The best illustration of this imperialistic orientation is the chapter on Hong Kong, which the authors call “a paradigm case.” As an “open market” and a “colonial entrepôt” (121), Hong Kong is an exceptional case for studying the globalization of legal education and corporate law firms. Dezalay and Garth situate Hong Kong in a subordinate position of the global hierarchies and argue that its legal transformation from a British colony to a Chinese special administrative region reflects the shifting global power balance. As a peripheral place in the global order, Hong Kong’s legal elite is not produced locally, but through educational and work experiences in metropoles such as London, New York, and more recently Beijing and Shanghai. Anglo-American expatriates used to dominate corporate law firms and law schools in Hong Kong, but in recent years they have been gradually replaced by Hong Kong and mainland Chinese lawyers with degrees from elite US or UK law schools (Liu et al. Reference Liu, Blocq, Honari and Au2022).

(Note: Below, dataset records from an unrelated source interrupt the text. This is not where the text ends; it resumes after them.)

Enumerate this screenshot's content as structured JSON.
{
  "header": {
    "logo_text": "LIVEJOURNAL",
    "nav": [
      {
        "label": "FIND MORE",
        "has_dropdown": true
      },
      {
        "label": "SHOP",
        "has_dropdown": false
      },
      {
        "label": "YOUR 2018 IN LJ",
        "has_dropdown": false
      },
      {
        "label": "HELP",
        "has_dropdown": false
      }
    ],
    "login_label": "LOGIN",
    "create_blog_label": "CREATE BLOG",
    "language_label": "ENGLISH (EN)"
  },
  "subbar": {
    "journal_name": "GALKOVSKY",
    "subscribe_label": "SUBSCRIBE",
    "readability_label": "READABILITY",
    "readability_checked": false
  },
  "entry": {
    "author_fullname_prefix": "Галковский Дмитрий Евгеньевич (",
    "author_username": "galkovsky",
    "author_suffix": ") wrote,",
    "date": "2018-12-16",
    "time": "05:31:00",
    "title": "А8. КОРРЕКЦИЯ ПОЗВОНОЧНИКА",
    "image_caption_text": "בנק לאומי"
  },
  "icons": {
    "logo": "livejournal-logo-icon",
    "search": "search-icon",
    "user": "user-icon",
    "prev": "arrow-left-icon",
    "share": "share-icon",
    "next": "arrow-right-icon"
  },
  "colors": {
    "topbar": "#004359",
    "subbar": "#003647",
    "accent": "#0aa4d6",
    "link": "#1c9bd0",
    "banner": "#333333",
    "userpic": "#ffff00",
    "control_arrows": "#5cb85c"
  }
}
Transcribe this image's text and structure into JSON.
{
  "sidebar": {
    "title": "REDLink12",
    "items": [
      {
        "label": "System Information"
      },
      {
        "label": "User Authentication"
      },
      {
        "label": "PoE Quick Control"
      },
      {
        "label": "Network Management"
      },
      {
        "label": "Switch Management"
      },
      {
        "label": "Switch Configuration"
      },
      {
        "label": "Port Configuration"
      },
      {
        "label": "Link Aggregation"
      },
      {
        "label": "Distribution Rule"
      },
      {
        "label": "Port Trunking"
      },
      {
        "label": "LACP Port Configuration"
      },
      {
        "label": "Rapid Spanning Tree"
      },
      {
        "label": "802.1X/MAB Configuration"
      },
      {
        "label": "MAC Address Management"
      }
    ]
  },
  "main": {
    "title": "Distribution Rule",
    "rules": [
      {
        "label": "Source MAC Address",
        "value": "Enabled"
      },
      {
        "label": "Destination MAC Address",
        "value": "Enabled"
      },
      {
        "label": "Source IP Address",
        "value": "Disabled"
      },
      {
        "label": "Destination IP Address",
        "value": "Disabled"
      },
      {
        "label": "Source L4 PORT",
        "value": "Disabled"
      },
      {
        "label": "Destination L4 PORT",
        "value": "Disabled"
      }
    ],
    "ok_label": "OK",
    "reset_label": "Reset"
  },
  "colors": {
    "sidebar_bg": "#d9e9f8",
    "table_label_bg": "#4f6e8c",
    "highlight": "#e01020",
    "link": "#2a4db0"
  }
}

For Dezalay and Garth, the case of Hong Kong is paradigmatic because it illustrates the logic of elite reproduction on a truly global scale. But is this case really about global elite reproduction? Or is it a case of decolonization and, possibly, a new legal revolution? The character of Hong Kong’s legal profession, including legal education, is rapidly changing, especially after the political turmoil of the 2019 anti-extradition bill protests and the subsequent coronavirus pandemic. The exit of Anglo-American expatriates offers fresh opportunities for locally trained lawyers, judges, and legal scholars to occupy elite positions in Hong Kong’s legal field. The growing presence of mainland Chinese lawyers and law firms in Hong Kong is not a new colonial power replacing the old (Liu and Au Reference Liu and Au2020). Instead, it is a hybridization of legal expertise between common law and civil law and, to borrow the authors’ Bourdieusian terms, a conversion of Chinese cultural capital and US academic capital into legal capital in Hong Kong. The outcome of this ongoing process of decolonization and hybridization remains uncertain, yet it is certainly something more creatively destructive to the Hong Kong legal profession than the old logic of global elite reproduction.

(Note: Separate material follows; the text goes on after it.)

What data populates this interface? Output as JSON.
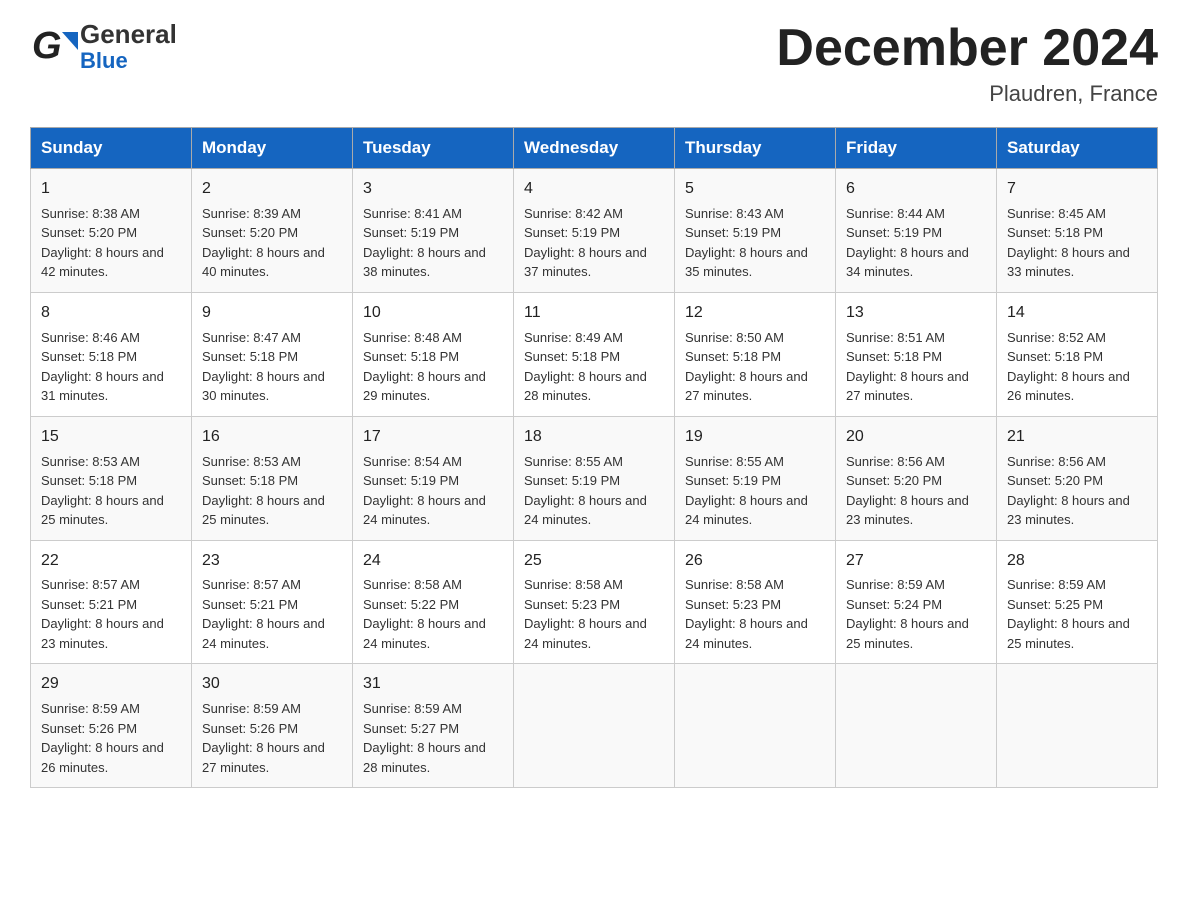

Hong Kong is only one of many cases of decolonizing law happening in today’s world. After Brexit, the US-China decoupling, border closures during the coronavirus pandemic, and rising populist attacks on the neoliberal global order, whether the US-led global legal imperialism will continue to dominate the world in the mid-twenty-first century is in question. It is foolish to speak of “the end of history,” and legal elites in different nations will surely emerge again in this new era of looming global conflicts. However, the next chapter in the history of the global legal elite is likely to be more decentralized and multicultural than the imperialistic histories documented in Dezalay and Garth’s ambitious book. In this new history of the legal profession, there will still be power brokers and capital converters, but our scholarly gaze must be expanded to the prophets, hermits, martyrs, and grassroots practitioners whose blood, toil, tears, and sweat make the history anything but the reproduction of a cosmopolitan elite.